Dr. Edmund Dent, a CDC virologist, stood up. “I believe we’ve caught a glimpse of that monster. Under the newly installed electron microscope.”

All eyes turned to him.

“At first we thought it was a technical glitch. What we found seemed too small — unimaginably small — but if Dr. Cummings’s assessment concerning the size of the infectious particle is accurate, then perhaps it’s not a mistake.” Dent glanced to her. “If you’d be willing to join us…”

“Of course. I think we should also bring in a geneticist and bioengineer. Just in case, we—”

A loud klaxon sounded, drawing all their gazes to the window. A blue light flashed in the darkness, spinning in time with the alarm. It came from the patient containment unit.

Panic drew Lisa to her feet.

12

April 29, 3:05 P.M. GMT
Brunt Ice Shelf, Antarctica

“Hold on tight!” the pilot called out.

The small Twin Otter plane bucked like an untamed stallion as it crossed high over the iceberg-choked Weddell Sea. The winds worsened as they neared the coast.

“These bastarding katabatics are kicking me in the arse!” the pilot explained. “If you’re feeling lurgy, I got airsickness bags back there if you’re going to chunder. Don’t go messin’ my girl up.”

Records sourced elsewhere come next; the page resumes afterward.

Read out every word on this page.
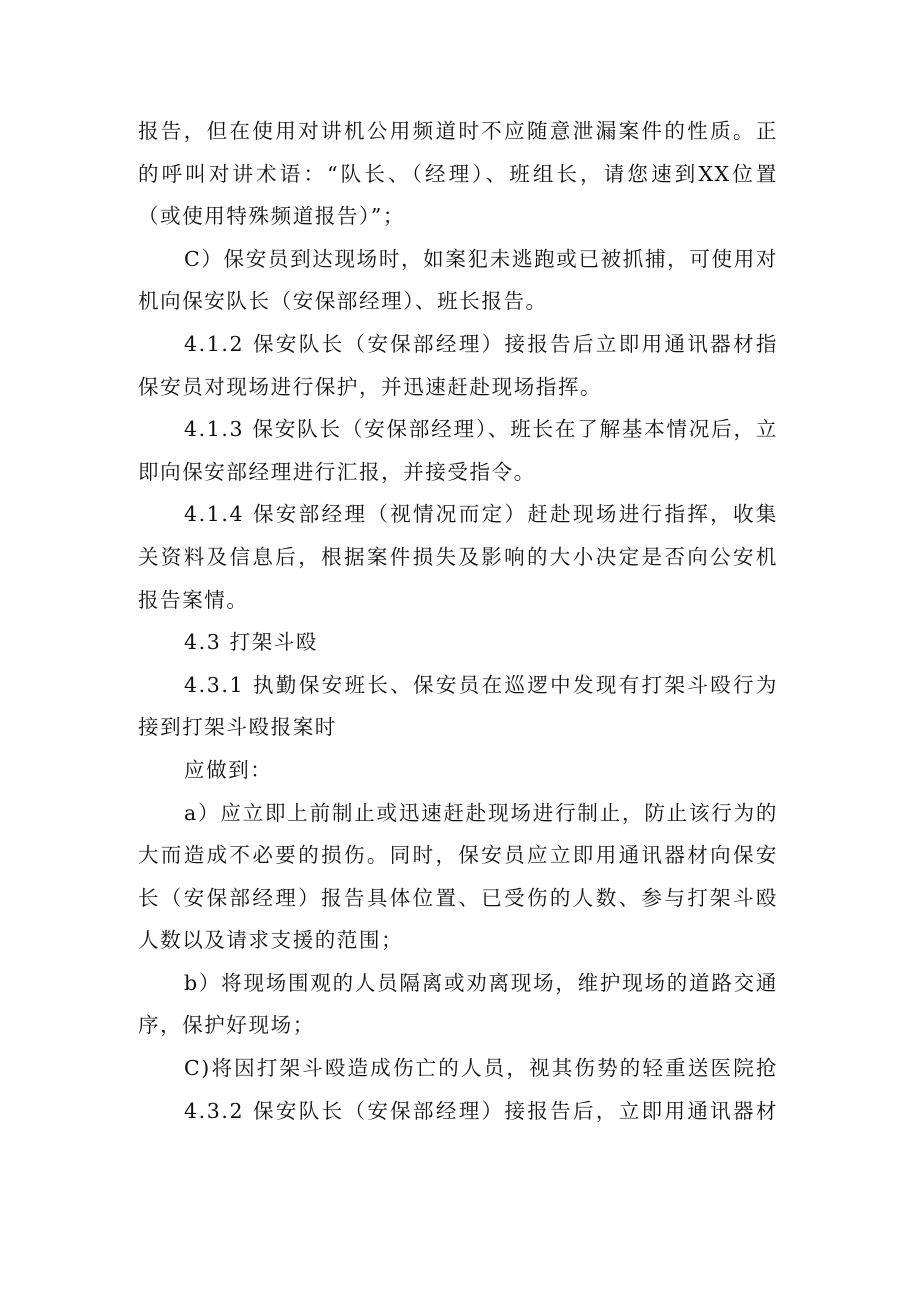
报告，但在使用对讲机公用频道时不应随意泄漏案件的性质。正
的呼叫对讲术语：“队长、（经理）、班组长，请您速到XX位置
（或使用特殊频道报告）”；
C）保安员到达现场时，如案犯未逃跑或已被抓捕，可使用对
机向保安队长（安保部经理）、班长报告。
4.1.2 保安队长（安保部经理）接报告后立即用通讯器材指
保安员对现场进行保护，并迅速赶赴现场指挥。
4.1.3 保安队长（安保部经理）、班长在了解基本情况后，立
即向保安部经理进行汇报，并接受指令。
4.1.4 保安部经理（视情况而定）赶赴现场进行指挥，收集
关资料及信息后，根据案件损失及影响的大小决定是否向公安机
报告案情。
4.3 打架斗殴
4.3.1 执勤保安班长、保安员在巡逻中发现有打架斗殴行为
接到打架斗殴报案时
应做到：
a）应立即上前制止或迅速赶赴现场进行制止，防止该行为的
大而造成不必要的损伤。同时，保安员应立即用通讯器材向保安
长（安保部经理）报告具体位置、已受伤的人数、参与打架斗殴
人数以及请求支援的范围；
b）将现场围观的人员隔离或劝离现场，维护现场的道路交通
序，保护好现场；
C)将因打架斗殴造成伤亡的人员，视其伤势的轻重送医院抢
4.3.2 保安队长（安保部经理）接报告后，立即用通讯器材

Gray kept a firm hold on the strap webbing of his jump seat. He was belted in tightly along one side of the cabin. At the back, crates of gear and supplies rattled and creaked. He was normally not prone to motion sickness, but this roller coaster of a flight was testing even his mettle.

Jason sat across the cabin, his head lolling, half asleep, plainly unfazed by the turbulence. Apparently he’d had plenty of experience with this storm-swept continent. Instead, the kid seemed more afflicted by the twenty-four hours of long flights to get to the south end of the world.

At least this was their last leg.

Earlier today, just after sunrise — which was noon this side of the world, the beginning of their dark winter — they had flown from the Falkland Islands to the Antarctic Peninsula, landing atop a rocky promontory on Adelaide Island, where the British maintained Rothera Station. That flight had been aboard a large, bright red Dash 7 aircraft, with British Antarctic Survey emblazoned on its side. At Rothera, they had switched to this smaller Twin Otter, similarly painted, and set off across the Weddell Sea toward the Brunt Ice Shelf: a floating hundred-meter-thick sheet that hugged the far coastline in a region of East Antarctica called Coats Land.